Teodoro Brescia: Il rebus della Gioconda e i misteri di Leonardo
Il Direttore di Globe, Alberto Lori, intervista in esclusiva Teodoro Brescia (ricercatore, docente, scrittore, studioso di Antropologia dei simboli e di Ermetismo)

L’intervista al Professor Teodoro Brescia
Professore Brescia, la Gioconda è uno dei dipinti più enigmatici della storia. Lei ha condotto un’indagine molto approfondita sulla sua identità. Quali sono gli elementi che l’hanno portata a ritenere che il quadro contenga un messaggio nascosto?

Studiando le opere di Leonardo, ho notato che la tradizione ermetica gioca un ruolo fondamentale nella sua arte. L’Ermetismo è una filosofia che si è sviluppata nel Rinascimento, riprendendo conoscenze antiche legate alla matematica, alla geometria e alla simbologia. In questo contesto, Leonardo si distingue come un vero maestro nel criptare messaggi attraverso simboli e giochi linguistici. Così, quando ho scoperto che nella Gioconda erano state individuate minuscole lettere e numeri, ho capito che poteva trattarsi di un rebus, una tecnica che Leonardo conosceva e utilizzava ampiamente.
Può spiegare meglio in cosa consiste questo rebus e quale messaggio ha decifrato?
Certamente. Analizzando il dipinto con tecniche di specchiatura e decodifica, ho individuato tre coppie di lettere: JV, BI e SF. Se lette nel loro contesto e interpretate secondo i criteri dell’ermetismo rinascimentale, queste lettere formano il nome “Jovanella Biancilla Sforza“, ovvero Giovanna Bianca Sforza, figlia di Ludovico il Moro. Questo dato è particolarmente significativo perché Leonardo lavorò a lungo per Ludovico e fu molto vicino alla sua famiglia. Inoltre, la Gioconda è stata talvolta indicata come “Signora di Lombardia”, il che rafforza ulteriormente questa identificazione.
Secondo la sua analisi, anche lo sfondo del dipinto ha un significato nascosto. Può dirci di più?
Sì, anche lo sfondo è un elemento chiave. Tradizionalmente, si è ipotizzato che il paesaggio della Gioconda fosse di fantasia, ma molte evidenze suggeriscono che rappresenti in realtà una zona specifica della Lombardia. Alcuni studiosi hanno proposto il ponte di Bobbio, ma molti studi suggeriscono che si tratti dei due rami del Lago di Como con il ponte di Lecco. Questo dettaglio è importante perché il Lago di Como è un simbolo della Lombardia, terra governata da Ludovico il Moro, e potrebbe rappresentare un omaggio alla duchessa Giovanna Bianca Sforza.
La sua teoria è supportata anche dalla tradizione letteraria. Qual è il collegamento con Alessandro Manzoni e “I Promessi Sposi”?
Un aspetto affascinante è che nella prima stesura de “I Promessi Sposi“, intitolata “Fermo e Lucia“, Manzoni descrive il ponte di Lecco in un modo che sembra confermare l’ultimo punto del rebus e richiamare l’ambientazione della Gioconda. Inoltre, nelle illustrazioni della versione definitiva, il volto di Lucia somiglia incredibilmente a quello della Gioconda.

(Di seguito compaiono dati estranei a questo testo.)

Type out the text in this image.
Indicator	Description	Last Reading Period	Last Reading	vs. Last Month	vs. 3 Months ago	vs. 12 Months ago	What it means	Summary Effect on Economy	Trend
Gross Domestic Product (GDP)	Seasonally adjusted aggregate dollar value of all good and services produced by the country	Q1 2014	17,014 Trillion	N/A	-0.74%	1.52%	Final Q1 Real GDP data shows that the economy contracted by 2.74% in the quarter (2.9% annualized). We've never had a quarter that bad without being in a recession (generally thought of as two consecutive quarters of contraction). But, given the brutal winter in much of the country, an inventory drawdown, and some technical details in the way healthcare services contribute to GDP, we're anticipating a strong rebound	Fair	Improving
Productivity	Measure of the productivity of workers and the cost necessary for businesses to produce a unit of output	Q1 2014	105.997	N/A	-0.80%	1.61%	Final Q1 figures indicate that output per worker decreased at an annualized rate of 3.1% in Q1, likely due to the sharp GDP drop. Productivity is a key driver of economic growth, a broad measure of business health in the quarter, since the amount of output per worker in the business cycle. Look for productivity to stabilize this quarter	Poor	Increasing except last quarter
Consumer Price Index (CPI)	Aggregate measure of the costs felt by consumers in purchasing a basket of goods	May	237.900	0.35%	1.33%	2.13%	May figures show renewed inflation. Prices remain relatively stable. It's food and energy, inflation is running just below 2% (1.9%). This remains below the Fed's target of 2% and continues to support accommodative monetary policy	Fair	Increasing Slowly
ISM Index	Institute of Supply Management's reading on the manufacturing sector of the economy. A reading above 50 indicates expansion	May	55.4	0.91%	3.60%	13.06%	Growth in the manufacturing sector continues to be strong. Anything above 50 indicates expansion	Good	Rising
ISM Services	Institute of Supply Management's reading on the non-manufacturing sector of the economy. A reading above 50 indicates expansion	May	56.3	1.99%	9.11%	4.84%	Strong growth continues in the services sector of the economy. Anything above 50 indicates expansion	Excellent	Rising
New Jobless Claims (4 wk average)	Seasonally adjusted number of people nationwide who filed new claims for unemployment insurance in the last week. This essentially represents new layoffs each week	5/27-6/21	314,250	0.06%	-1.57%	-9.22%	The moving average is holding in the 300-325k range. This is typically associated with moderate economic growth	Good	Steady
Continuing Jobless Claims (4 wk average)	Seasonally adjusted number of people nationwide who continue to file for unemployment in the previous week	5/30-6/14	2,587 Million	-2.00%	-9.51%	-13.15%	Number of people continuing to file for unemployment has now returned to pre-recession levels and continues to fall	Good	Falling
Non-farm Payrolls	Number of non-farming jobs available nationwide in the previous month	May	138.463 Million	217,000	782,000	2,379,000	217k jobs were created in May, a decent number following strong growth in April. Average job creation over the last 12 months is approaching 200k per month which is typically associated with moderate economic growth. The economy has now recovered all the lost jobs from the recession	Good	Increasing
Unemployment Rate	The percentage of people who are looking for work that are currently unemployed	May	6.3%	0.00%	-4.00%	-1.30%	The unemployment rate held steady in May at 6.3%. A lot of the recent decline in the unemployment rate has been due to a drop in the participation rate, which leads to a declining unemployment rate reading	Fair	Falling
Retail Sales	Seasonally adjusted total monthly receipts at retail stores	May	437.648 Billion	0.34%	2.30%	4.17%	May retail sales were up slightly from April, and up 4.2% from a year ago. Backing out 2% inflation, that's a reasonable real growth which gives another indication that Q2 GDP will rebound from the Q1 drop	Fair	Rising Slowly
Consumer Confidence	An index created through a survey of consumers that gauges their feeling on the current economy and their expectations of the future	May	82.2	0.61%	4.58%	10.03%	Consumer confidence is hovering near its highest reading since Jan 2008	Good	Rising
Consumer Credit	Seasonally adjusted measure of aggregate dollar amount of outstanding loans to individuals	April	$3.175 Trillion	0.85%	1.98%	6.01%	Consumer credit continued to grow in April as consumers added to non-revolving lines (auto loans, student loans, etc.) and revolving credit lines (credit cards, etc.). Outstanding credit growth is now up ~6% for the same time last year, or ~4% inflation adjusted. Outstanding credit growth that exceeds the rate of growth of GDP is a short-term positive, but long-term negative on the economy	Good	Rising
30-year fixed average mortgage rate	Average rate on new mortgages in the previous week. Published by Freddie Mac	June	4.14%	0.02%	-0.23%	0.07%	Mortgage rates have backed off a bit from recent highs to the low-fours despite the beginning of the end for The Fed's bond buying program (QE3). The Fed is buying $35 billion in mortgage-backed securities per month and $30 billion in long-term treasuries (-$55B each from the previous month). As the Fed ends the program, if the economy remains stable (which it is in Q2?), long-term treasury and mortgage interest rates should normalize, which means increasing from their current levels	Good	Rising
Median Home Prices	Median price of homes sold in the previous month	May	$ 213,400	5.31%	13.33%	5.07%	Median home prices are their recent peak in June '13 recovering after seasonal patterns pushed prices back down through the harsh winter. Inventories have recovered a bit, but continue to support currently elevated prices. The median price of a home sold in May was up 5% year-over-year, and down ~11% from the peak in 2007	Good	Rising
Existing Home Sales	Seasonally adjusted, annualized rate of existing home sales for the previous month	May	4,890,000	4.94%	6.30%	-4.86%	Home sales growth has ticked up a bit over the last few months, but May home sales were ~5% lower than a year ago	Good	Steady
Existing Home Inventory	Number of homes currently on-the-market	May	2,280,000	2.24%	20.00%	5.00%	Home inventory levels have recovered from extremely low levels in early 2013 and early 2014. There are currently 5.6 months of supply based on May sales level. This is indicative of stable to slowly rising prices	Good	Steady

Questo potrebbe significare che Manzoni, venuto a conoscenza dell’identità della modella, abbia voluto omaggiarla nel suo romanzo, rafforzando così l’ipotesi che il dipinto rappresenti una dama lombarda.
Se la sua ipotesi fosse confermata, quali sarebbero le implicazioni per la storia dell’arte?
Sarebbero enormi. Se Giovanna Bianca Sforza fosse davvero la modella della Gioconda, dovremmo rivedere molte delle interpretazioni precedenti sul dipinto. Inoltre, confermerebbe l’uso di tecniche criptografiche ed ermetiche nelle opere di Leonardo, dimostrando che il suo genio non si limitava alla pittura e alla scienza, ma si estendeva anche a un complesso sistema di comunicazione simbolica. Questo nuovo studio potrebbe aprire nuove strade per interpretare altri dipinti e scritti di Leonardo.
Professore, la ringrazio per aver condiviso con noi queste affascinanti rivelazioni. La sua ricerca aggiunge un tassello importante al grande mistero della Gioconda.
Grazie a voi. Credo che lo studio di Leonardo sia ancora lontano dall’essere completo e che continuerà a sorprenderci nei secoli a venire.